UK Businesses Cut Investment, Plan Redundancies
Synopsis
According to the Office of National Statistics, around half of businesses in the United Kingdom have cut back on investment spending or completely stopped capital expenditure since the government imposed a countrywide shutdown. The main reason cited for this is to preserve money, with 44% of companies on the survey claiming they had less than 6 months of cash reserves left before going bust.
Low Business Confidence
The ONS had 5,100 responses to its survey. Of those businesses who submitted responses to the ONS, 23.2% said their levels of investment were below normal and 19.8% said that capital expenditure had stopped completely. This gives a total of 43% of companies with below expected investment. Although recent economic indicators show that Britain may be slowly returning to a sense of normality, with people retuning to work and job advertisement rising, this new information on investment intentions gives further evidence of the damaging effect government actions have had on the UK economy.
Jobs Face the Axe
In terms of jobs outlook, the polling company YouGov found that over half of businesses are planning on making cuts to staff levels after the winding down of the taxpayer-funded furlough scheme. 500 firms answered the YouGov poll, which revealed only 34% of companies felt confident that all their staff would be retained after the furlough scheme comes to an end in October.
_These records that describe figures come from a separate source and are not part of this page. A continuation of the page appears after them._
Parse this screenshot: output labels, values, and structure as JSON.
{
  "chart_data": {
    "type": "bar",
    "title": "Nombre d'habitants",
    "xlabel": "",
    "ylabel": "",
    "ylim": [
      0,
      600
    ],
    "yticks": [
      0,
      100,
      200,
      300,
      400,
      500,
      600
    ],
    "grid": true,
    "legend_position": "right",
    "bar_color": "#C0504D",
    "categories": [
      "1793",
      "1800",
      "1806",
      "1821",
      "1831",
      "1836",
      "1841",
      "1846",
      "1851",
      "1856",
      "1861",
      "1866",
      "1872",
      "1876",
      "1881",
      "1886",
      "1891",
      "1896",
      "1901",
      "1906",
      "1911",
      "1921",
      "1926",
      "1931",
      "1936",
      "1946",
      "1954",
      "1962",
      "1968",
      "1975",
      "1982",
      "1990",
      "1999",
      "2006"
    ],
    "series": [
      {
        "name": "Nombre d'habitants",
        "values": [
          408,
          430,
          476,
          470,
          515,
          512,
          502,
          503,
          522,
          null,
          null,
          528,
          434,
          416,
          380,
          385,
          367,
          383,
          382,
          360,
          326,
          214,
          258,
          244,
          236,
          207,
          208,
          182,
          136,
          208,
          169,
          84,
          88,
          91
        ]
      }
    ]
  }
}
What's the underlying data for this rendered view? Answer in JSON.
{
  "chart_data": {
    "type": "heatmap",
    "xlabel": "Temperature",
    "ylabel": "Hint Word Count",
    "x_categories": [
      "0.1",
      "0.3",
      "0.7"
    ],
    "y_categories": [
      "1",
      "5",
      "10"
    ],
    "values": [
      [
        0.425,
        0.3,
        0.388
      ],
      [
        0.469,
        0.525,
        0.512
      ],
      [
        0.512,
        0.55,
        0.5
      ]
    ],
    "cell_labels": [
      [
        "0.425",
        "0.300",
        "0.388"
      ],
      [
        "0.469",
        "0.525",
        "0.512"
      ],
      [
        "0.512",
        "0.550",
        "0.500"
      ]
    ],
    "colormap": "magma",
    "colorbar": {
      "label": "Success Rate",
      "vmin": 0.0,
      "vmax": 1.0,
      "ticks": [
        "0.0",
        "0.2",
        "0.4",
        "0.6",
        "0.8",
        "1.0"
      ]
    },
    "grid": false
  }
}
Economists estimate that the scheme has prevented a huge spike in unemployment, with the official jobless figure for April being just 3.9% - without it, the figure could have been as high as 24%.
Gold Over the Last Week
Over the last week, gold has creeped up in value against the pound sterling. It’s currently trading at £1439.06 per troy ounce which is a rise of 2.02% over the last seven days, and only £18.88 off its all-time record high price in sterling. Although the news of loosening shutdown restrictions will come as a welcome relief to many, low business confidence should give a pause to caution as to the economic dangers that lie ahead.